“Marlo? You know I’m with Avon right? Stringer Bell? Can we talk?”
You’re not going to have a hard time earning my appreciation when you sample a snippet of conversation between Bodie Broadus and Marlo Stanfield from The Wire. It’s only in retrospect that show has come to be so highly regarded, but even when it came out its gritty and realistic depiction of the Baltimore drug trade did not go unnoticed. Rochester rap stalwart RXKNephew assumes your familiarity with the show on the song “Back From the Dead,” off the similarly and eerily named “I Recently Died and Came Back to Life,” and at least in my case he wasn’t wrong to do so.

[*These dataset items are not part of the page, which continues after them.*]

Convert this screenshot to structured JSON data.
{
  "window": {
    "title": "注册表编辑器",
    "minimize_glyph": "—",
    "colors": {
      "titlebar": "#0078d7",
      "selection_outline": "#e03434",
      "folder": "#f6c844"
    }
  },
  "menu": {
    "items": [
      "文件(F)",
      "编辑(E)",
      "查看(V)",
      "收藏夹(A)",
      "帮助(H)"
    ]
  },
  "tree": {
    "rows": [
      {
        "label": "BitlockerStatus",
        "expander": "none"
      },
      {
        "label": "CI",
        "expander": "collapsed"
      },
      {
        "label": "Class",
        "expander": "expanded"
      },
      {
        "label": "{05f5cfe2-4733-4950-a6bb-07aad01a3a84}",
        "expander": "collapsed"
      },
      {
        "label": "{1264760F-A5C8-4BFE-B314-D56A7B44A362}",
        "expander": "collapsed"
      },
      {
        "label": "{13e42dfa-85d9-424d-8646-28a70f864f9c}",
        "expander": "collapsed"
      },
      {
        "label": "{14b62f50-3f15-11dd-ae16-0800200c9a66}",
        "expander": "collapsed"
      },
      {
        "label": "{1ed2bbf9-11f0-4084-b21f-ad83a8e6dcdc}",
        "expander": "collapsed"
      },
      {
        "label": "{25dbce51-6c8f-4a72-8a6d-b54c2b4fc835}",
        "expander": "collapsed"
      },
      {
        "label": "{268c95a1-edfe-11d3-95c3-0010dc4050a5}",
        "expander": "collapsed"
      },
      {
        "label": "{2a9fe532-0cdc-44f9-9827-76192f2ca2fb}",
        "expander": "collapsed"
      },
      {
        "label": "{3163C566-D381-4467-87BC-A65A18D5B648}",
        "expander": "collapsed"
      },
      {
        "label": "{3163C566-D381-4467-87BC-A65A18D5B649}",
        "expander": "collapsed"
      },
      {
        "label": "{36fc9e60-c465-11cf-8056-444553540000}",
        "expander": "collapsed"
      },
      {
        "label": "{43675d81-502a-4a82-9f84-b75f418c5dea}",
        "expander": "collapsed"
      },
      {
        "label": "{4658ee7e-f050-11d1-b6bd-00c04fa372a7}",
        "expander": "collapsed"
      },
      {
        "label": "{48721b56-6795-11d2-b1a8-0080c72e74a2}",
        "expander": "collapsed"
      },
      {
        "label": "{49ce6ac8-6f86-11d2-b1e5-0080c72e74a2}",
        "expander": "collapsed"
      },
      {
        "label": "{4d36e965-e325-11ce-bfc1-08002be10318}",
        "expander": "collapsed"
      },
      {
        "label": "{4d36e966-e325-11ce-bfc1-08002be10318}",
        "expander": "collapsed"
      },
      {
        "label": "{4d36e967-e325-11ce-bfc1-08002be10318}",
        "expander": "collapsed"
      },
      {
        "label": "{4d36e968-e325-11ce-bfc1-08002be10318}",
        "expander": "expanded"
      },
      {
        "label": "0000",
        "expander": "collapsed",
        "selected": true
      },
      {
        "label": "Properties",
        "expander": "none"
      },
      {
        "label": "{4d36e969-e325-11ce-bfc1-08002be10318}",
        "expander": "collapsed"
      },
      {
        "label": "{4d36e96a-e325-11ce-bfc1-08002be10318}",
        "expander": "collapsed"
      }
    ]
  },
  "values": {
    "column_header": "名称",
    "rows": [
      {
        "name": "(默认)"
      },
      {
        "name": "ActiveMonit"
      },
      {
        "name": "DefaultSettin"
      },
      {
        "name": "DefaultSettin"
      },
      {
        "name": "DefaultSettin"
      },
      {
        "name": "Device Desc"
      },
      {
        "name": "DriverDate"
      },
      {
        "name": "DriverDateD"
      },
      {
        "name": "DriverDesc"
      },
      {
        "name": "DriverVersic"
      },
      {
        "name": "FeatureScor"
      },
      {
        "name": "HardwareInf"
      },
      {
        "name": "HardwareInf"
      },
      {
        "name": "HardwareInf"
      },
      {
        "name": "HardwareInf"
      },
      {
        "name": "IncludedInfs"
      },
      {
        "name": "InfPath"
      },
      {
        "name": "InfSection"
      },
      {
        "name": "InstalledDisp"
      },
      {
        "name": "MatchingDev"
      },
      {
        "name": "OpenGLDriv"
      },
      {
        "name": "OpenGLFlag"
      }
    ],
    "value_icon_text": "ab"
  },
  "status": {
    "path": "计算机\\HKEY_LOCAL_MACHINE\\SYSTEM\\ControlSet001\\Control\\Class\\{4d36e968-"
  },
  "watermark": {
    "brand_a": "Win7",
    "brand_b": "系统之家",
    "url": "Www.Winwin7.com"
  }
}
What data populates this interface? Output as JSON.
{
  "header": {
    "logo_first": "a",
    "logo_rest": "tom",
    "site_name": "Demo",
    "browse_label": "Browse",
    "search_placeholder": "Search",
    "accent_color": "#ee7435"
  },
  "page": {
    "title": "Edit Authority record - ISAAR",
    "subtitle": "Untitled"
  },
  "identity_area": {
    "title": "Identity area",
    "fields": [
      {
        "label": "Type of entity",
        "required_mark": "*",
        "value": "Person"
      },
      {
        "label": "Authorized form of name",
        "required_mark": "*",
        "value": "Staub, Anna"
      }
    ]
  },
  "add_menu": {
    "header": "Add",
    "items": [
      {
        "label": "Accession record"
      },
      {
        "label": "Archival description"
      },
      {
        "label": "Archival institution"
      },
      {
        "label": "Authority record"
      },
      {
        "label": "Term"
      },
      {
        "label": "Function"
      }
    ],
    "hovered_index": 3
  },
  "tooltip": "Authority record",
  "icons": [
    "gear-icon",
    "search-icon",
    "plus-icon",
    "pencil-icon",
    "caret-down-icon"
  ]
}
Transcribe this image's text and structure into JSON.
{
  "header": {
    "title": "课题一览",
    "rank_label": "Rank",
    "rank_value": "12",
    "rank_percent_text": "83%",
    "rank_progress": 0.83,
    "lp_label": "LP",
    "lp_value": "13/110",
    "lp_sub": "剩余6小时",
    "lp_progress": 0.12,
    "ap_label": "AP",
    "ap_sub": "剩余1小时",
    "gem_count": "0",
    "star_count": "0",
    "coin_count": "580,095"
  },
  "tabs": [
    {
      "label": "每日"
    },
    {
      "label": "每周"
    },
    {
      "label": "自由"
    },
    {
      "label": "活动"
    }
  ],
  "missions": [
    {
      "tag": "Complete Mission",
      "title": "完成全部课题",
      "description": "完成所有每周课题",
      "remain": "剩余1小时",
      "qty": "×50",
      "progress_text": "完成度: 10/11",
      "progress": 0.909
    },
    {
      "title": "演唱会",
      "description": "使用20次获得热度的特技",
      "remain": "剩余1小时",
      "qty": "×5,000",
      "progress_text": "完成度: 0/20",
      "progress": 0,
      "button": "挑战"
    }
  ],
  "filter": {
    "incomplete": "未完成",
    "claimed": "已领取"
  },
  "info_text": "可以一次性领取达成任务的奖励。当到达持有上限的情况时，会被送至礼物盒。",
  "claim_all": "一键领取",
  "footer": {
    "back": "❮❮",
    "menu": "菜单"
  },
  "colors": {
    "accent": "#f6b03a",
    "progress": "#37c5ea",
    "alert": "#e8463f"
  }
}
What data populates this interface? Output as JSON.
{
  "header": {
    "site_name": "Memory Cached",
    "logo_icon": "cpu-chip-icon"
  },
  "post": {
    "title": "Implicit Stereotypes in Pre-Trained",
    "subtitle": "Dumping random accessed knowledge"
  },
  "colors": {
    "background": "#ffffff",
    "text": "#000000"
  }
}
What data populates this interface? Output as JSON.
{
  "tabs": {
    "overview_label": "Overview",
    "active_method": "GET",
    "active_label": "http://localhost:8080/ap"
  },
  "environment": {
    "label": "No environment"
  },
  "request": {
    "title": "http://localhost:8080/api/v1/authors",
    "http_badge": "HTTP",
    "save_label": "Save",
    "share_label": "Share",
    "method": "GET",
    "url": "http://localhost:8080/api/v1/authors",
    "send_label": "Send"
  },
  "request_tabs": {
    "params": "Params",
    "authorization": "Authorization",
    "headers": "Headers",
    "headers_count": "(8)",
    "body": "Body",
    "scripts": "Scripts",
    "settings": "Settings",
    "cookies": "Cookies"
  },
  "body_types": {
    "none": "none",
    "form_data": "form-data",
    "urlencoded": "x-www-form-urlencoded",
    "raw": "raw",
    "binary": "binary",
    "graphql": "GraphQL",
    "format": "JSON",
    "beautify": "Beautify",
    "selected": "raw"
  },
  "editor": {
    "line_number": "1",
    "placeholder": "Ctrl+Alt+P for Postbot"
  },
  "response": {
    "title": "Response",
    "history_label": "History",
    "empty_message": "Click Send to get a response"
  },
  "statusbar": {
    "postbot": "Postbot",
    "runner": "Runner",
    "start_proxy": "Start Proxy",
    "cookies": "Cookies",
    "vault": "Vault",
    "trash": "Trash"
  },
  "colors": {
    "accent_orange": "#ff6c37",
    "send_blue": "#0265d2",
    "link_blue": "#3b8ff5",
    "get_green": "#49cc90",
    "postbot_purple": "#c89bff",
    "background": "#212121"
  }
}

The calm, cool yet menacing way actor Jamie Hector delivered Marlo’s reply sticks with you even if you only watched the episode once. “I need you to walk back up there and pack up your people. I’m being a gentleman about it for the moment.” The fact he says all of this while swinging a golf club in the middle of a sidewalk adds yet another layer of tension. Marlo is acting like he’s above it all, preferring (for the moment) to avoid violence, but it’s implied he could just as easily put that iron right across Bodie’s skull if he was so inclined. If I’m being honest hearing this at the end of RXK’s song kind of makes me want to review the HBO show and not the album, so I need to get my focus back here.
“Junky Money” is exactly what you’d expect from RXK if you’re familiar with his prolific output. He’s like the upstate New York version of Christopher Bridges, spitting effortless bars with a familiar vocal tone but an unfamiliar level of menace. “I’m not the one you can roll on” quips RXK, and then he actually name checks the aforementioned rapper with the bar “Bitch I will act a fool like Ludacris!” The fact he made the reference tells you he recognizes the similarity and isn’t hiding from it. Maybe this is what Bridges would sound like if he was from the East coast and not Atlanta (although he was born in Illinois). Anyway RXK is “Mr. Official” all throughout this short release.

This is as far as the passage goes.